Tehran's support for Hezbollah in Lebanon, Hamas in Gaza and Houthi forces in Yemen forms a second axis that Israeli planners refuse to separate from the nuclear file. Any deal that leaves these proxy networks intact would allow Iran to reconstitute conventional pressure on Israel's borders within months of sanctions relief.

Regional dynamics in the West Bank and along the Gaza perimeter illustrate why Jerusalem views the proxy issue as inseparable from the nuclear question, with daily Shin Bet operations reflecting the ongoing threat environment.

What Tactics Work with Tehran?

Historical precedent from the JCPOA period shows that sustained military and economic pressure, rather than unilateral concessions, produced the most durable pauses in Iranian nuclear advances. The current conflict's opening strikes on February 28, 2026, followed by the downing of two Iranian drones, reinforced this pattern by demonstrating credible enforcement.

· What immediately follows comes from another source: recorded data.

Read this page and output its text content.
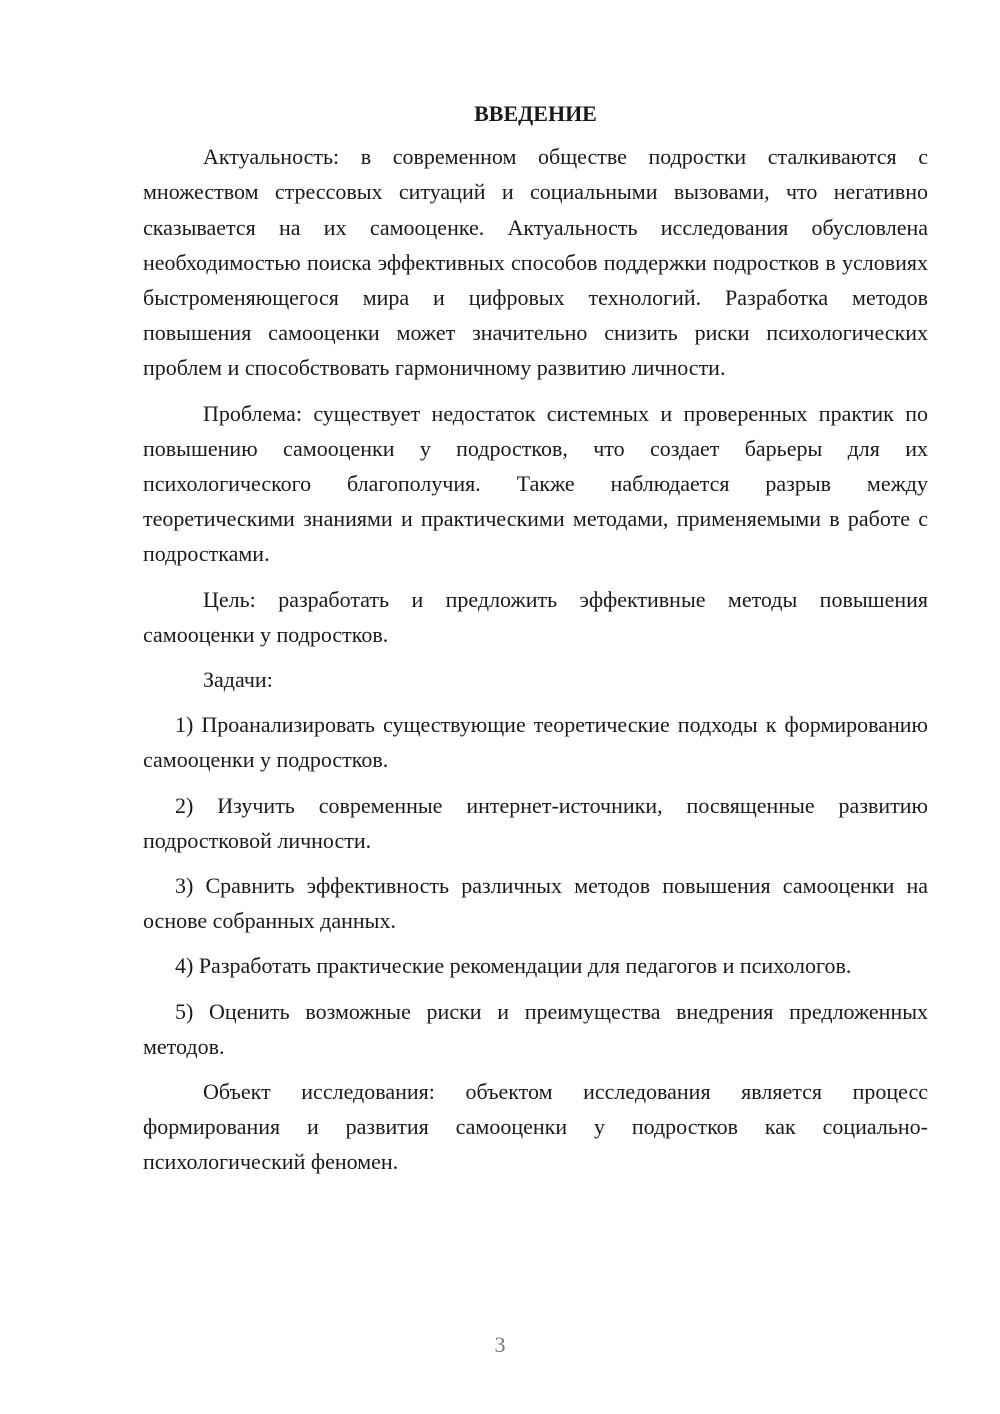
ВВЕДЕНИЕ

Актуальность: в современном обществе подростки сталкиваются с множеством стрессовых ситуаций и социальными вызовами, что негативно сказывается на их самооценке. Актуальность исследования обусловлена необходимостью поиска эффективных способов поддержки подростков в условиях быстроменяющегося мира и цифровых технологий. Разработка методов повышения самооценки может значительно снизить риски психологических проблем и способствовать гармоничному развитию личности.

Проблема: существует недостаток системных и проверенных практик по повышению самооценки у подростков, что создает барьеры для их психологического благополучия. Также наблюдается разрыв между теоретическими знаниями и практическими методами, применяемыми в работе с подростками.

Цель: разработать и предложить эффективные методы повышения самооценки у подростков.

Задачи:

1) Проанализировать существующие теоретические подходы к формированию самооценки у подростков.

2) Изучить современные интернет-источники, посвященные развитию подростковой личности.

3) Сравнить эффективность различных методов повышения самооценки на основе собранных данных.

4) Разработать практические рекомендации для педагогов и психологов.

5) Оценить возможные риски и преимущества внедрения предложенных методов.

Объект исследования: объектом исследования является процесс формирования и развития самооценки у подростков как социально-психологический феномен.

3
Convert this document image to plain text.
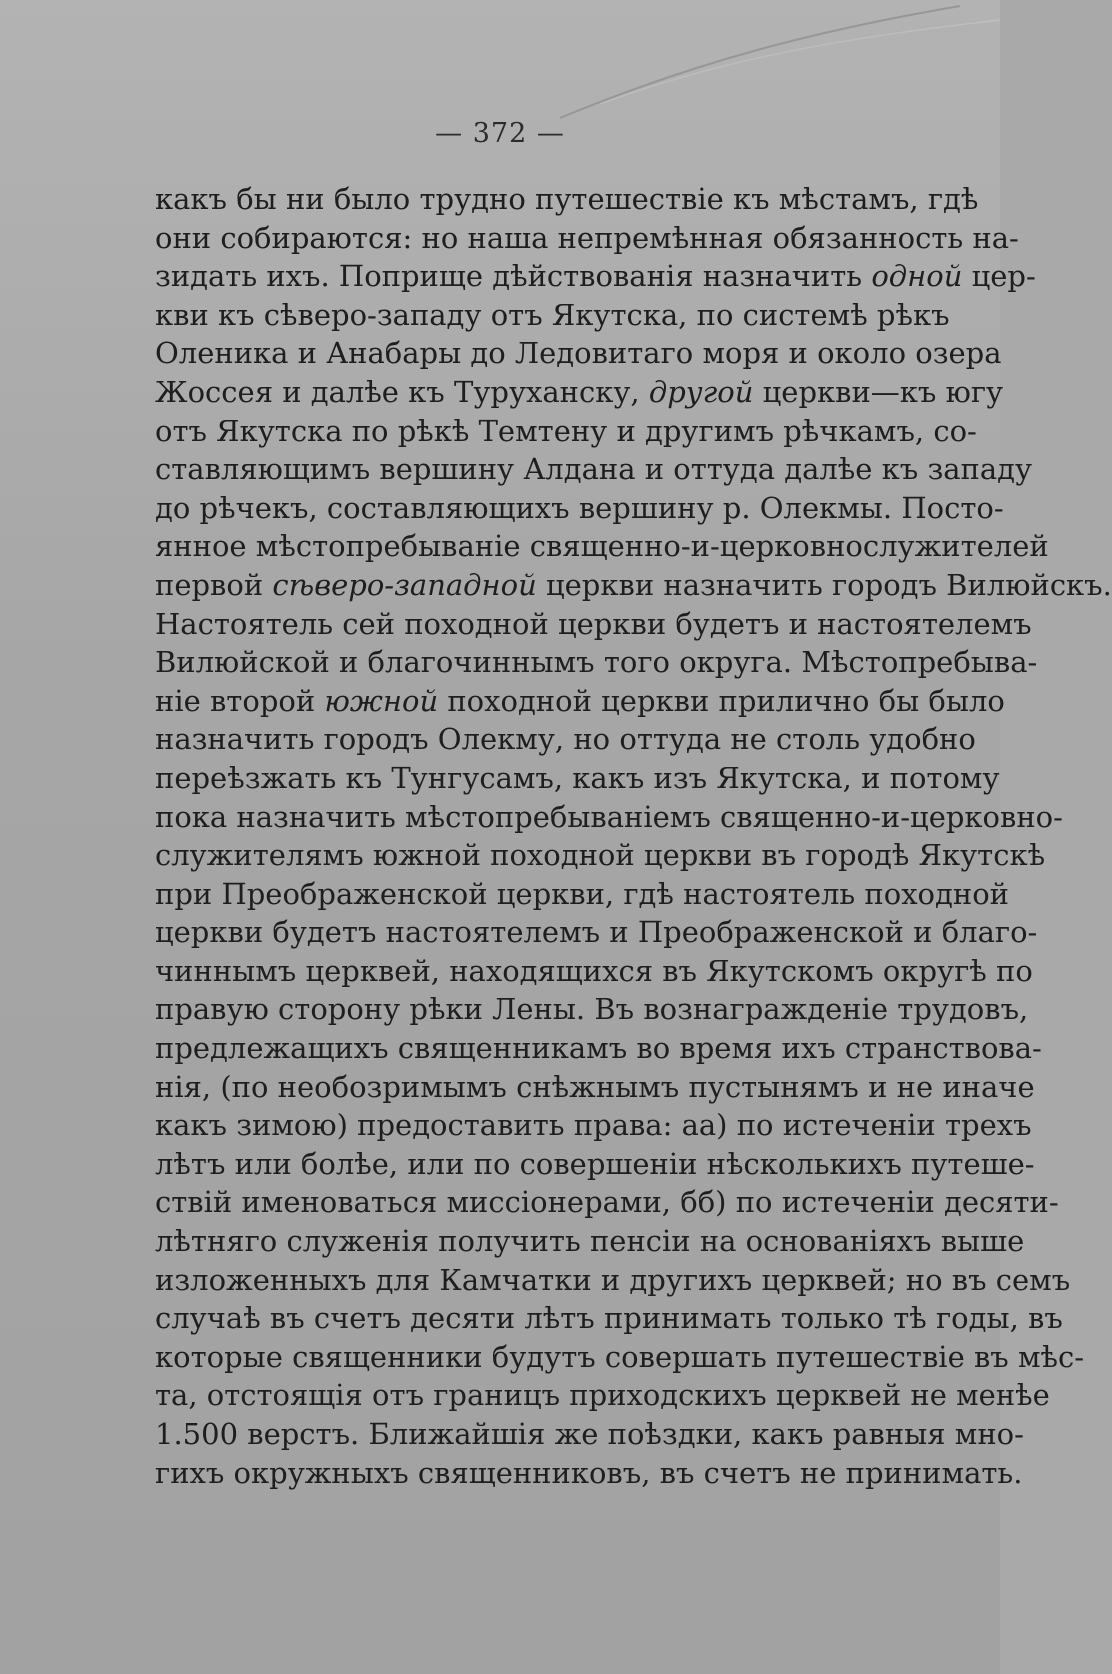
— 372 —
какъ бы ни было трудно путешествіе къ мѣстамъ, гдѣ
они собираются: но наша непремѣнная обязанность на-
зидать ихъ. Поприще дѣйствованія назначить одной цер-
кви къ сѣверо-западу отъ Якутска, по системѣ рѣкъ
Оленика и Анабары до Ледовитаго моря и около озера
Жоссея и далѣе къ Туруханску, другой церкви—къ югу
отъ Якутска по рѣкѣ Темтену и другимъ рѣчкамъ, со-
ставляющимъ вершину Алдана и оттуда далѣе къ западу
до рѣчекъ, составляющихъ вершину р. Олекмы. Посто-
янное мѣстопребываніе священно-и-церковнослужителей
первой сѣверо-западной церкви назначить городъ Вилюйскъ.
Настоятель сей походной церкви будетъ и настоятелемъ
Вилюйской и благочиннымъ того округа. Мѣстопребыва-
ніе второй южной походной церкви прилично бы было
назначить городъ Олекму, но оттуда не столь удобно
переѣзжать къ Тунгусамъ, какъ изъ Якутска, и потому
пока назначить мѣстопребываніемъ священно-и-церковно-
служителямъ южной походной церкви въ городѣ Якутскѣ
при Преображенской церкви, гдѣ настоятель походной
церкви будетъ настоятелемъ и Преображенской и благо-
чиннымъ церквей, находящихся въ Якутскомъ округѣ по
правую сторону рѣки Лены. Въ вознагражденіе трудовъ,
предлежащихъ священникамъ во время ихъ странствова-
нія, (по необозримымъ снѣжнымъ пустынямъ и не иначе
какъ зимою) предоставить права: аа) по истеченіи трехъ
лѣтъ или болѣе, или по совершеніи нѣсколькихъ путеше-
ствій именоваться миссіонерами, бб) по истеченіи десяти-
лѣтняго служенія получить пенсіи на основаніяхъ выше
изложенныхъ для Камчатки и другихъ церквей; но въ семъ
случаѣ въ счетъ десяти лѣтъ принимать только тѣ годы, въ
которые священники будутъ совершать путешествіе въ мѣс-
та, отстоящія отъ границъ приходскихъ церквей не менѣе
1.500 верстъ. Ближайшія же поѣздки, какъ равныя мно-
гихъ окружныхъ священниковъ, въ счетъ не принимать.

Israeli officials advocate combining explicit red lines with phased sanctions relief tied to verifiable steps on enrichment and proxy funding, a framework discussed in the i24NEWS segment as more effective than the open-ended diplomacy of 2015. Coordination between the US, Israel and Gulf partners has narrowed Iran's room for delay tactics during the latest talks.

Direct communication through back channels involving the Foreign Ministry has also proven useful for clarifying consequences if Tehran violates terms after the Strait of Hormuz reopens, reducing the likelihood of miscalculation that could reignite conflict.

The Road Ahead

Implementation of the June 2026 deal will require ongoing trilateral monitoring involving the US, Israel and international inspectors to ensure compliance at Iranian nuclear sites and among proxy forces. The Prime Minister's Office has indicated that Jerusalem will maintain independent intelligence collection regardless of formal verification mechanisms.

Oil price stability following the Strait of Hormuz reopening will influence Israel's economic security, while any residual Iranian enrichment capacity will continue to shape IDF force posture along the northern and southern borders. Diplomatic follow-up in the Knesset and at the UN will test whether the agreement delivers lasting regional restraint.

Israeli analysts conclude that only consistent application of pressure alongside clear incentives can prevent Tehran from repeating the JCPOA pattern of gradual erosion of restrictions, a lesson drawn directly from the negotiating record examined on the i24NEWS program.